Adama Traoré avait 24 ans quand il est mort dans l’Oise en 2016. Ce n’est pas un contrôle d’identité qui a mal tourné. Les gendarmes étaient venus interpeller son frère à la demande d’un magistrat. Adama Traoré qui était là a pris la fuite. Il a été rattrapé une première fois, s’est débattu, a reçu l’aide d’un copain et repris la fuite. Finalement il s’est réfugié dans appartement du rez-de-chaussée et caché sous une couverture.
Les gendarmes l’ont retrouvé, menotté et embarqué dans une voiture. A l’arrivé a la caserne, deux minutes plus tard, il avait perdu connaissance. Et les pompiers n’ont pas pu le réanimer.

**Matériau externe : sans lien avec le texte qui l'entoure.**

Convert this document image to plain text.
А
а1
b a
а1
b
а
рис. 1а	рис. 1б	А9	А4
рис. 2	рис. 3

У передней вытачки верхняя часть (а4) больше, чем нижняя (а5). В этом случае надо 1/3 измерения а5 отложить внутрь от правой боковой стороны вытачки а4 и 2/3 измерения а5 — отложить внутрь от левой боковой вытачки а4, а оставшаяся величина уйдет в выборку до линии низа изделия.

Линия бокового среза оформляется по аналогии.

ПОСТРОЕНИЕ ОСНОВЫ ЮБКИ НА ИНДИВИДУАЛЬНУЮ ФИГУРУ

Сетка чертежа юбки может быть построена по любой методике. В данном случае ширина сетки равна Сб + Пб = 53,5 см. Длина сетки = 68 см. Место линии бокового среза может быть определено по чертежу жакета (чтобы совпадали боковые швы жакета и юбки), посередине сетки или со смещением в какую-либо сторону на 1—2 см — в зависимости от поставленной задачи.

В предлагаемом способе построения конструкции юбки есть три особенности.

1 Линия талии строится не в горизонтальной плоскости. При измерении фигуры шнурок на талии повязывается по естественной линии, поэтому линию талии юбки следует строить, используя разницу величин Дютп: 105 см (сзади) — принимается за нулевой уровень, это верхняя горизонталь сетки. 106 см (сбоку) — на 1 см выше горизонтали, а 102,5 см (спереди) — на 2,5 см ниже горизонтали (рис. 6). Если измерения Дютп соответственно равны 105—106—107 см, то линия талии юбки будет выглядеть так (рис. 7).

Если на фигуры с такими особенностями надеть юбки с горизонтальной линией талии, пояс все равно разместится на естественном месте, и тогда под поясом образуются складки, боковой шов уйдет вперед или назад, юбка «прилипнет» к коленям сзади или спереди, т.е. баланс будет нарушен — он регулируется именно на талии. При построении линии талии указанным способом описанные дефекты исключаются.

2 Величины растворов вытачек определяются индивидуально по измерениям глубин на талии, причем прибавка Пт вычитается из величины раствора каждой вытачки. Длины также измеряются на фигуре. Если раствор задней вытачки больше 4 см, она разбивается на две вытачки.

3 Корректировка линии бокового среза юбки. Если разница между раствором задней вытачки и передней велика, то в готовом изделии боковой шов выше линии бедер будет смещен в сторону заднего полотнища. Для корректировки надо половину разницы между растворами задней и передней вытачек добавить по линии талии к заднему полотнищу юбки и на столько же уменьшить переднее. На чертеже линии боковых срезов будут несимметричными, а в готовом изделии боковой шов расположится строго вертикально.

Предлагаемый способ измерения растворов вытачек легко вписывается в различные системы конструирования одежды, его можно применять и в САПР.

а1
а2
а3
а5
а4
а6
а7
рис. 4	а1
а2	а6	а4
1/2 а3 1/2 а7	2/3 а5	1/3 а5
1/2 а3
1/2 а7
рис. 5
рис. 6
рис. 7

Les faits beaucoup moins clairs qu'à Minneapolis
Depuis 4 ans. Deux versions s’opposent. La famille affirme qu’il est mort asphyxié, victime d’un plaquage ventral sous le poids de trois gendarmes. Les gendarmes démentent avoir pratiqué ce plaquage ventral, qui ne fait pas partie de leur procédure. Il contestent voir porté le moindre coup, et l’autopsie n’en a effectivement pas trouvé la trace. Ils refusent les accusations de racisme en précisant que trois gendarmes du dispositif étaient noirs.
Trois rapports médicaux commandés par les juges d’instruction ont plutôt exonéré les gendarmes. Un dernier rapport commandé par la famille vient au contraire d'affirmer que le plaquage ventral était la cause la mort.
On en est là. Les gendarmes n’ont pas été mis en examen mais ils sont “témoins assistés”, soupçonnés de non-assistance à personne en danger. Pas de violences volontaires.
Mercredi le directeur de la gendarmerie nationale est sorti de son silence pour dénoncer les amalgames et s’insurger que l’on puisse comparer les circonstances de la mort d’Adama Traoré à celle de George Floyd aux Etats-Unis.
Il n'empêche que c’est bien ce que souhaite la famille et le comité de soutien, et ce qu’ils sont en train de réussir: que l’affaire Traoré devienne l’équivalent français de l’affaire américaine. Et le symbole de la violence policière. Même si les faits sont beaucoup moins clairs qu'à Minneapolis.